In his statement, Badal said the revelations in the media were “highly unsettling” to all Guyanese. He noted that the International Monetary Fund (IMF) has also reported that Guyana has not received a good deal by industry standards.

“[In the] absence of transparency in the process of awarding oil and gas blocks and the terms of the contracts under both PPP and APNU administrations, a Change Guyana Government will set up a Commission of Enquiry to review the processes and documentary evidence available and interrogate state officials to pinpoint responsibility and outline a template for future contracts,” he said.

“Our objective is to inform the Guyanese public what went wrong, those responsible, and how we will ensure a more transparent process in awarding of oil and gas contracts and management of oil and gas resources to ensure that we receive our fair share of our natural patrimony and that these resources are used in the best interest of all Guyanese,” he added.

Badal also noted that Change Guyana has already indicated our intention to renegotiate all contracts and its preference for royalty based contracts moving forward, instead of the complex production sharing arrangements currently in force.

In the letter to Henson, Gant said that with the recent announcement of ExxonMobil’s 16th discovery and its increased estimate of reserves of over 8 billion barrels of oil equivalent, Global Witness needed further clarity for updated analysis. “We would welcome your comments on the following statements. If any are inaccurate, we would be grateful if you would say in what way,” the letter states.

It explained that it had hired the Berlin-based financial analysis and commercial advice organization, OpenOil, to undertake an analysis for it and it is from those findings that it wanted the company to address some areas of concern.

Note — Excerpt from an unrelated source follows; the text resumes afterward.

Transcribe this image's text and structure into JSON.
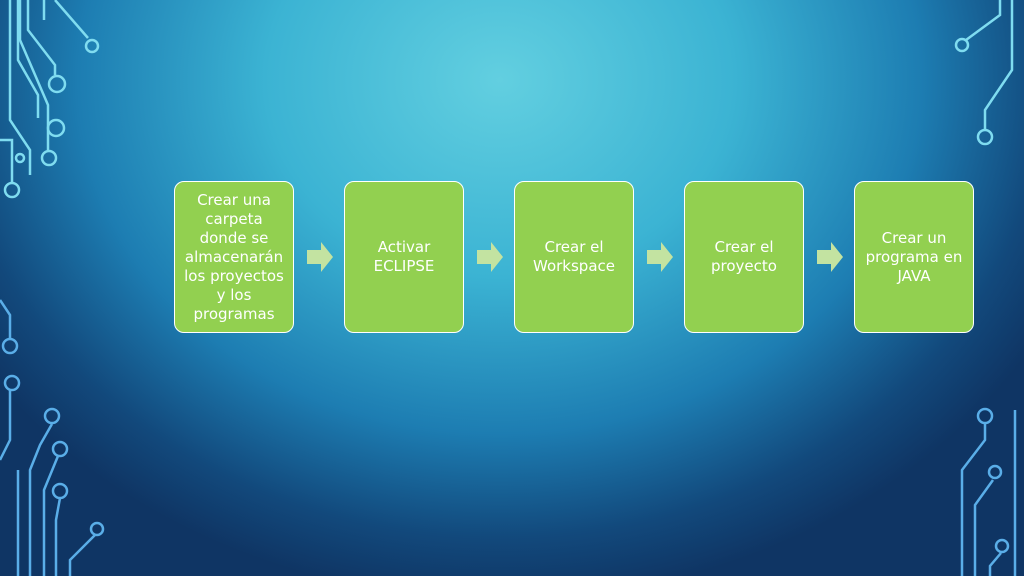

“OpenOil has analysed what revenue Guyana will receive if Exxon produces its current estimated 7.9 billion barrels of oil. OpenOil is a company that produces natural resources financial analyses and conducts training for governments and organizations. OpenOil has used data provided by Rystad and Exxon’s public statements and assumes a price of US$65/barrel. According to OpenOil’s analysis, the Stabroek licence gives Guyana only a 52 percent share of oil revenues. A 69 percent share would have been reasonable. The IMF states that a reasonable government take for oil projects is between 65 and 85 percent,” Gant stated.

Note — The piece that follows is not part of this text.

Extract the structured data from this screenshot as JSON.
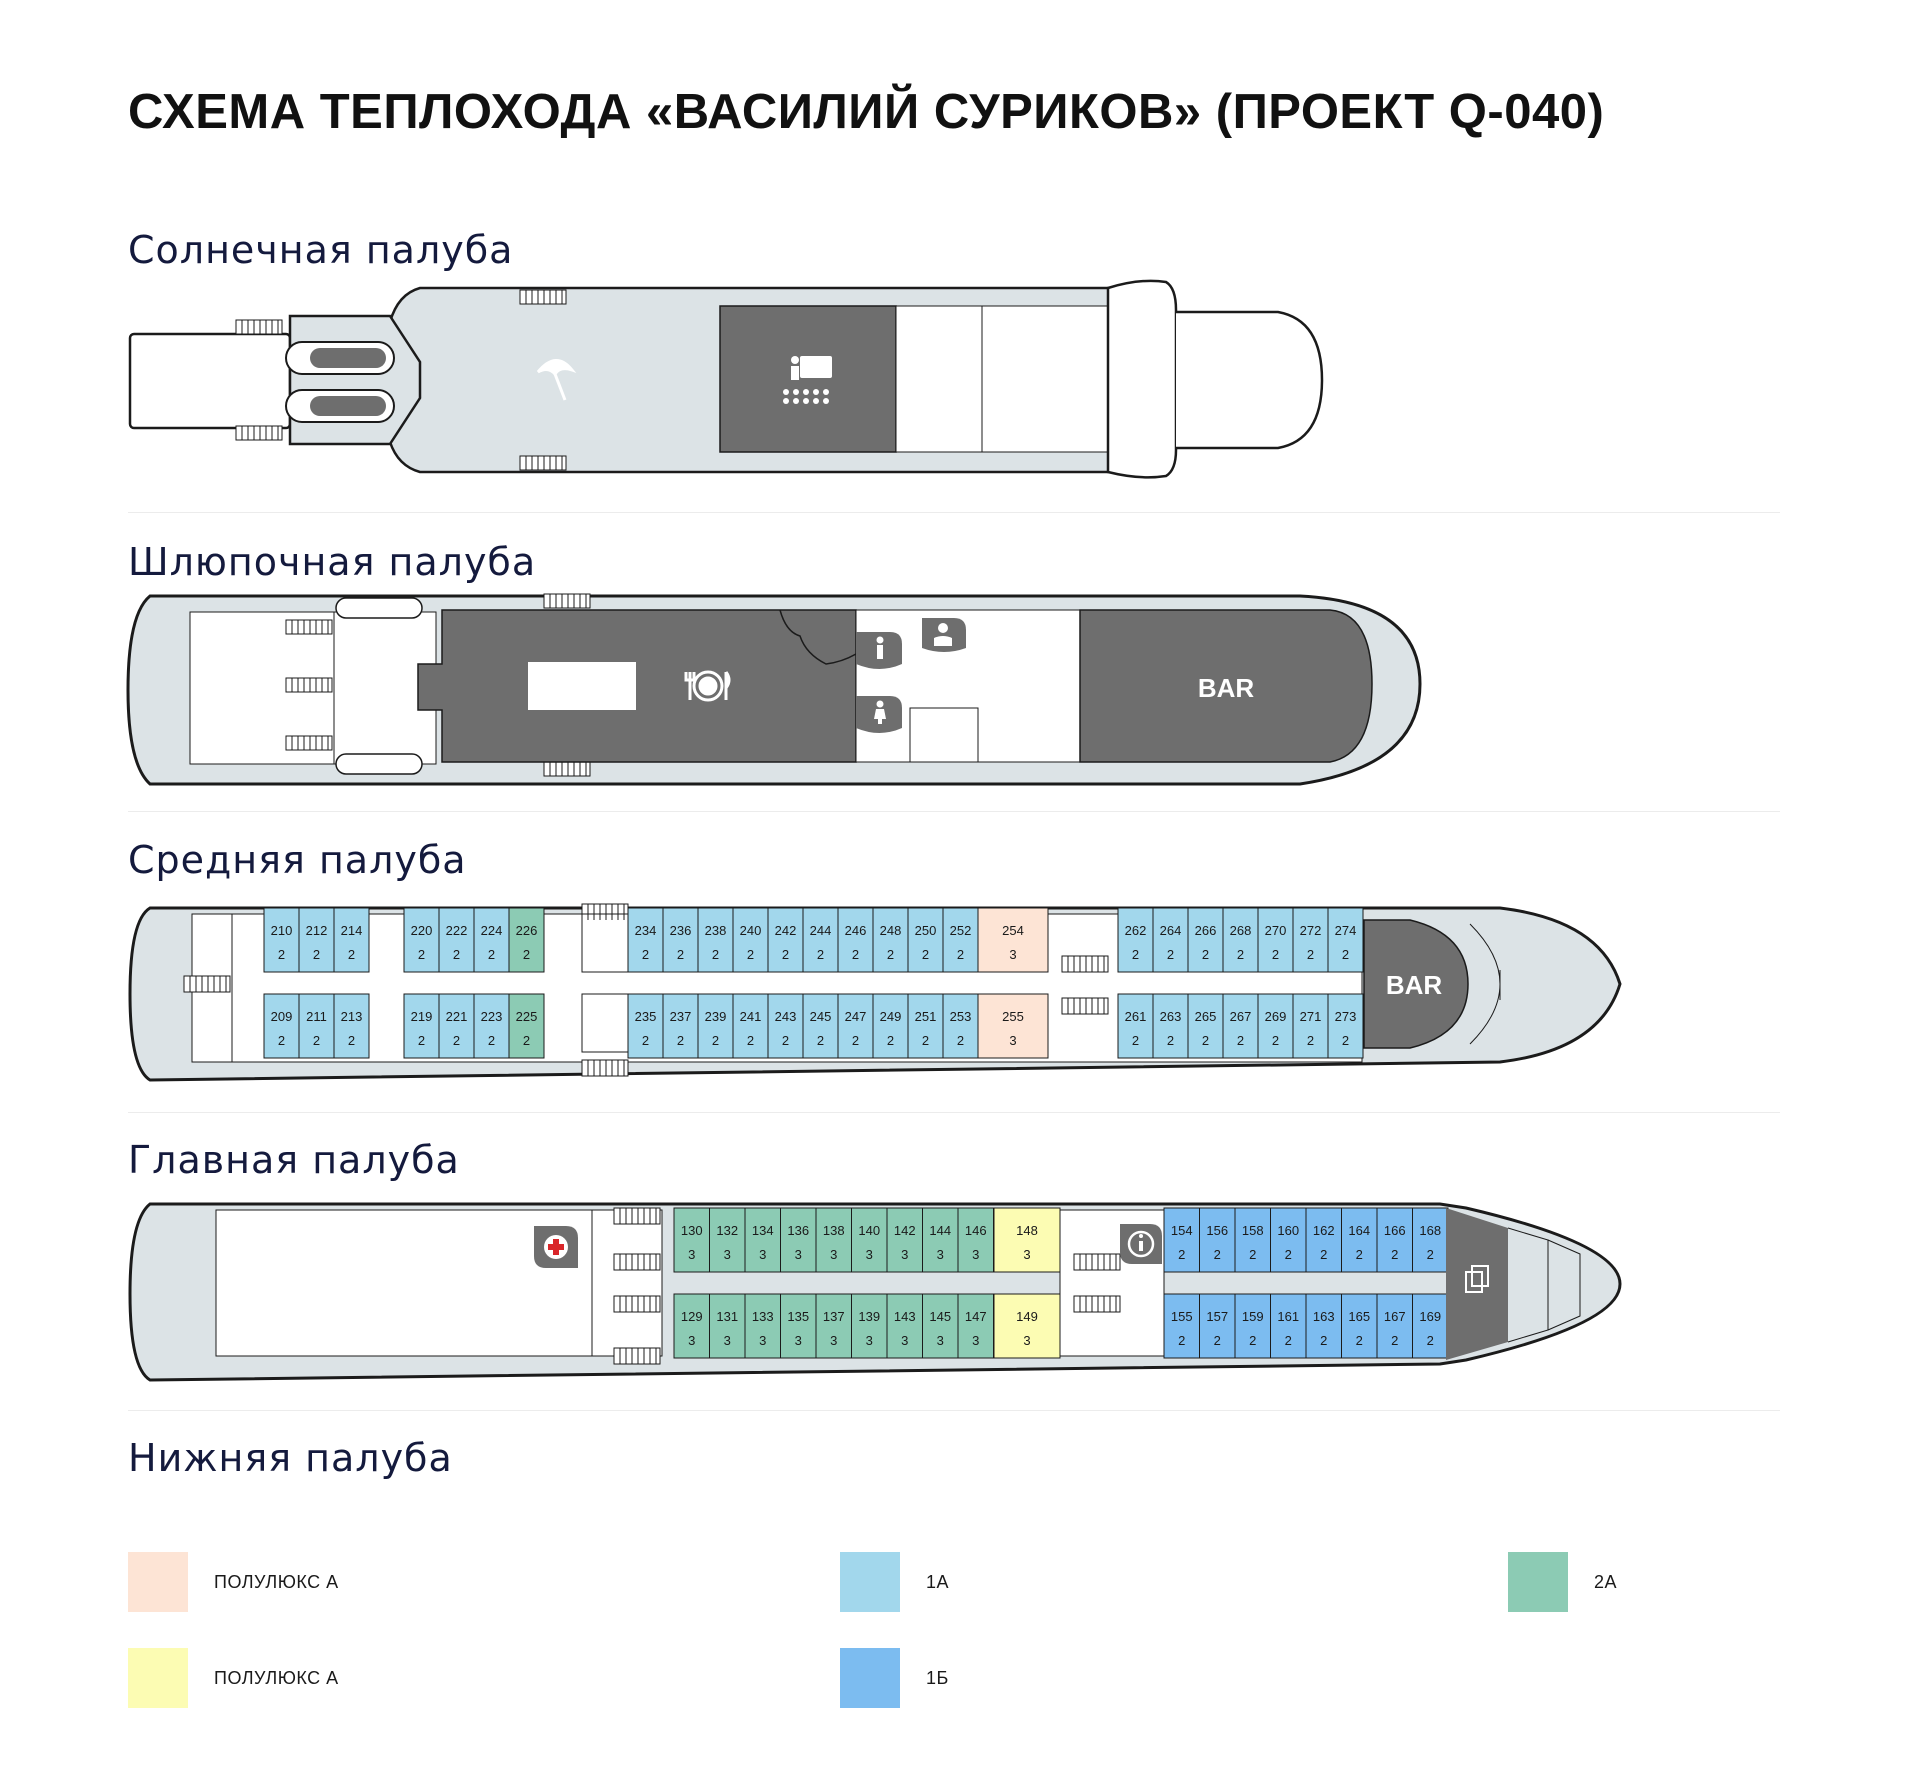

“As a result of this deal, Guyana will receive an estimated US$168 Billion and not US$223 Billion. Guyana will lose out on up to US$55 billion over the 40 year life of the license. In 2018, the IMF reportedly stated that Guyana’s oil licenses ‘enjoy royalty rates well below what is observed internationally’. In 2018, OpenOil stated that ‘Stabroek yields relatively low government take by almost any standard’. This analysis shows that the terms of the Stabroek licence are exploitative and unjustifiably bad,” he added.

Global Witness argues that “Exxon can afford for Guyana to get a better deal” and that if the country obtains just 69% share of the Stabroek revenues, the lower end of scale of the IMF’s reasonable take, that Exxon would still be able  get a return on its investment of 18 percent as per the suggestions.

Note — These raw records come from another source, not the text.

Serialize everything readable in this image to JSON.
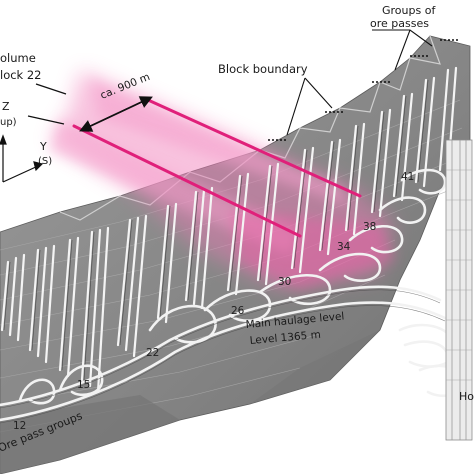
{
  "labels": {
    "volume_line1": "olume",
    "volume_line2": "lock 22",
    "distance": "ca. 900 m",
    "z_axis": "Z",
    "z_axis_sub": "up)",
    "y_axis": "Y",
    "y_axis_sub": "(S)",
    "block_boundary": "Block boundary",
    "ore_passes_line1": "Groups of",
    "ore_passes_line2": "ore passes",
    "main_haulage_line1": "Main haulage level",
    "main_haulage_line2": "Level 1365 m",
    "ore_pass_groups": "Ore pass groups",
    "hoist_partial": "Ho"
  },
  "numbers": {
    "n12": "12",
    "n15": "15",
    "n22": "22",
    "n26": "26",
    "n30": "30",
    "n34": "34",
    "n38": "38",
    "n41": "41"
  },
  "colors": {
    "ore_body": "#8a8a8a",
    "ore_body_dark": "#6c6c6c",
    "highlight": "#e0207a",
    "highlight_glow": "#f07ab8",
    "infrastructure": "#f2f2f2"
  }
}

The PSA between Guyana and ExxonMobil’s affiliate, Esso Exploration and Production Guyana Limited (EEPGL), and partners CNOOC, NEXEN Petroleum Guyana Limited, and Hess Guyana, states that up to 75% of the revenue earned from production could be used for expenses and to recover the companies’ investment. This was estimated at US$5 billion by the year 2020, when production was estimated to begin at the Liza-1 well. The remaining 25% – profit oil – is to be split evenly between Guyana and ExxonMobil.

EEPGL holds 45% interest in the Stabroek Block while Hess Guyana Exploration Ltd has 30% and CNOOC Petroleum Guyana Limited holds the remaining 25%.